DePuy's Delay Carries a $3 Billion Cost

In the past several weeks several news outlets have reported significant developments with regards to DePuy, the subsidiary of Johnson & Johnson responsible for the metal-on-metal hip implants that are now failing at an alarmingly rapid rate. The New York Times has reported that a DePuy executive, Pamela Plouhar, noted that the FDA was extremely concerned about the high rate of failure that would require revision surgeries in the DePuy ASR hip, and thus, the FDA refused to approve the device in 2009. DePuy is reported to have access to data that showed the ASR hips were failing at a dramatic rate as far back as 2008. But in 2009, the company continued to blame orthopedic surgeons and attack criticisms of such failures. Despite having the benefit and knowledge of the FDA’s ruling internally, DePuy made the conscious decision not to release this data to the public in 2009. This decision has potentially put thousands of patients at risk.

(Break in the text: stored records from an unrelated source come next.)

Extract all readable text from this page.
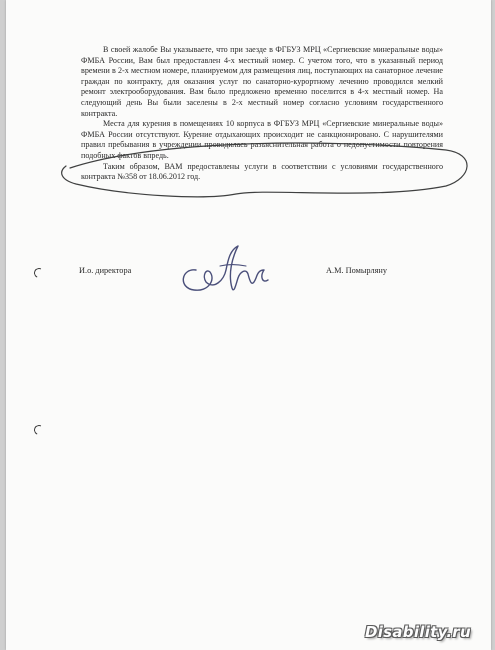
В своей жалобе Вы указываете, что при заезде в ФГБУЗ МРЦ «Сергиевские минеральные воды» ФМБА России, Вам был предоставлен 4-х местный номер. С учетом того, что в указанный период времени в 2-х местном номере, планируемом для размещения лиц, поступающих на санаторное лечение граждан по контракту, для оказания услуг по санаторно-курортному лечению проводился мелкий ремонт электрооборудования. Вам было предложено временно поселится в 4-х местный номер. На следующий день Вы были заселены в 2-х местный номер согласно условиям государственного контракта.

Места для курения в помещениях 10 корпуса в ФГБУЗ МРЦ «Сергиевские минеральные воды» ФМБА России отсутствуют. Курение отдыхающих происходит не санкционировано. С нарушителями правил пребывания в учреждении проводилась разъяснительная работа о недопустимости повторения подобных фактов впредь.

Таким образом, ВАМ предоставлены услуги в соответствии с условиями государственного контракта №358 от 18.06.2012 год.

И.о. директора	А.М. Помырляну
Disability.ru
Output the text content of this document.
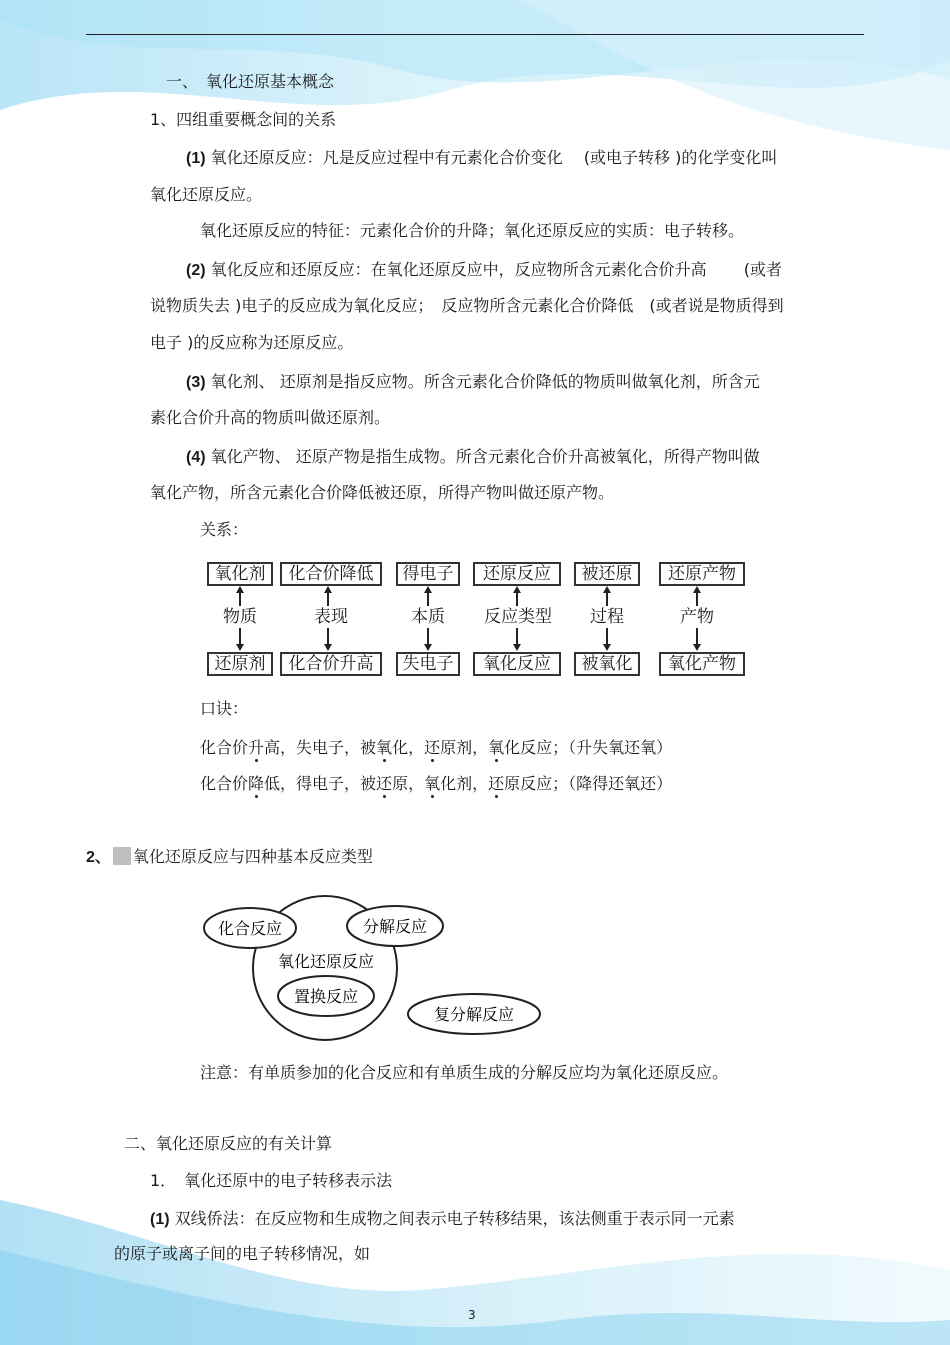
一、　氧化还原基本概念
1、四组重要概念间的关系
(1) 氧化还原反应：凡是反应过程中有元素化合价变化　 (或电子转移 )的化学变化叫
氧化还原反应。
氧化还原反应的特征：元素化合价的升降；氧化还原反应的实质：电子转移。
(2) 氧化反应和还原反应：在氧化还原反应中，反应物所含元素化合价升高　　 (或者
说物质失去 )电子的反应成为氧化反应；　反应物所含元素化合价降低　(或者说是物质得到
电子 )的反应称为还原反应。
(3) 氧化剂、 还原剂是指反应物。所含元素化合价降低的物质叫做氧化剂，所含元
素化合价升高的物质叫做还原剂。
(4) 氧化产物、 还原产物是指生成物。所含元素化合价升高被氧化，所得产物叫做
氧化产物，所含元素化合价降低被还原，所得产物叫做还原产物。
关系：
氧化剂
物质
还原剂
化合价降低
表现
化合价升高
得电子
本质
失电子
还原反应
反应类型
氧化反应
被还原
过程
被氧化
还原产物
产物
氧化产物
口诀：
化合价升高，失电子，被氧化，还原剂，氧化反应；（升失氧还氧）
化合价降低，得电子，被还原，氧化剂，还原反应；（降得还氧还）
2、 氧化还原反应与四种基本反应类型
化合反应	分解反应
氧化还原反应
置换反应
复分解反应
注意：有单质参加的化合反应和有单质生成的分解反应均为氧化还原反应。
二、氧化还原反应的有关计算
1．　氧化还原中的电子转移表示法
(1) 双线侨法：在反应物和生成物之间表示电子转移结果，该法侧重于表示同一元素
的原子或离子间的电子转移情况，如
3
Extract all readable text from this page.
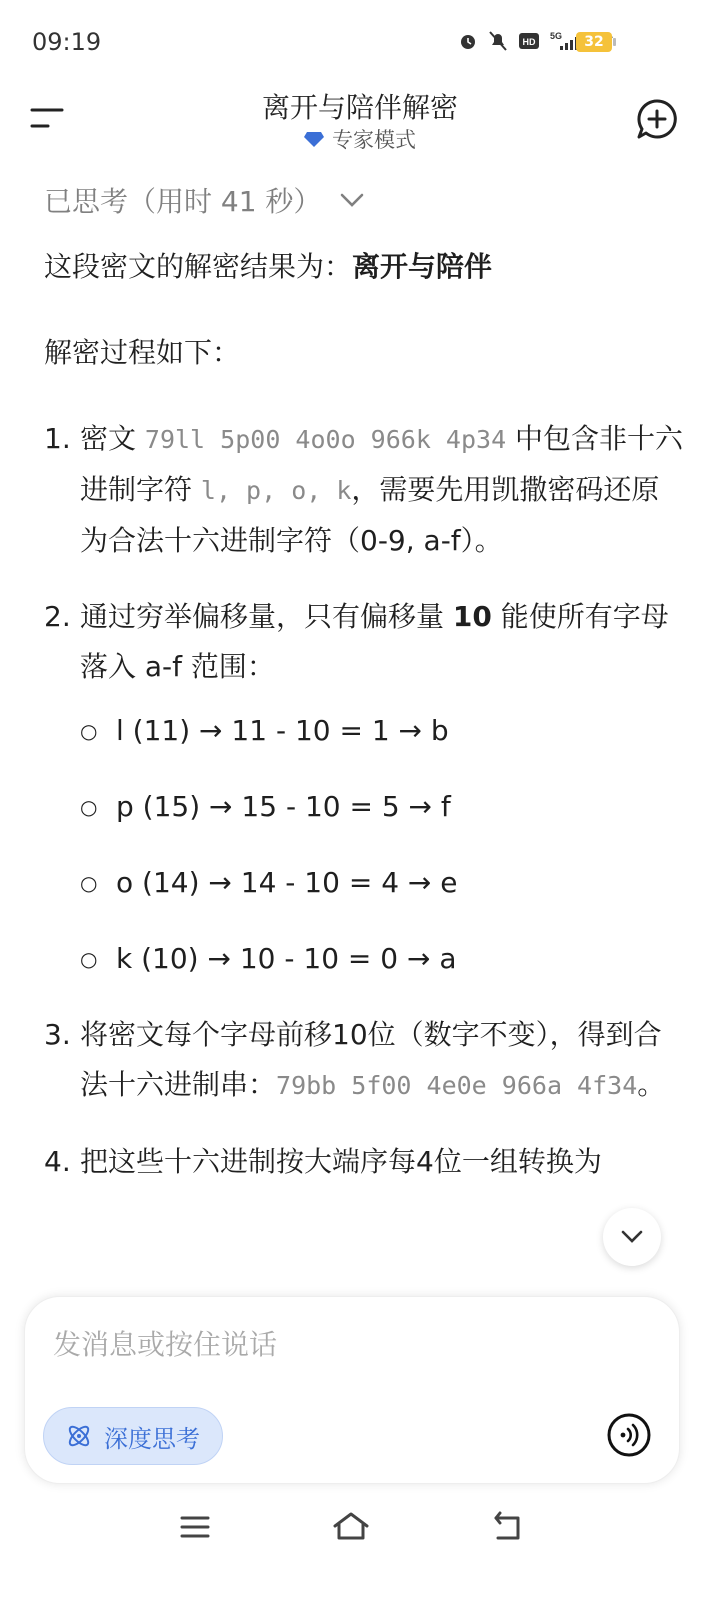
09:19	HD
5G	32
离开与陪伴解密
专家模式
已思考（用时 41 秒）
这段密文的解密结果为：离开与陪伴
解密过程如下：
1. 密文 79ll 5p00 4o0o 966k 4p34 中包含非十六进制字符 l, p, o, k，需要先用凯撒密码还原为合法十六进制字符（0-9, a-f）。
2. 通过穷举偏移量，只有偏移量 10 能使所有字母落入 a-f 范围：
○ l (11) → 11 - 10 = 1 → b
○ p (15) → 15 - 10 = 5 → f
○ o (14) → 14 - 10 = 4 → e
○ k (10) → 10 - 10 = 0 → a
3. 将密文每个字母前移10位（数字不变），得到合法十六进制串：79bb 5f00 4e0e 966a 4f34。
4. 把这些十六进制按大端序每4位一组转换为
发消息或按住说话
深度思考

It is clear that DePuy’s actions have not only damaged thousands of patients with metal-on-metal hip implants, but Johnson & Johnson investors as well. In another noteworthy development, J&J has set aside $3 billion reserved for “products liability” cases – specifically concerning DePuy metal-on-metal hip implant lawsuits. But at this juncture it is purely speculative that this amount is adequate enough with the exploding numbers of metal-on-metal hip implant failures and potential cases coming forward every day.

Bottom line, DePuy knew that metal-on-metal hip implants were failing, and chose not to inform the public and/or act decisively. Ironically, this “business” decision of placing an emphasis on profits over people now has resulted in a huge financial burden to not only thousands of patients across the country, but its parent company Johnson & Johnson.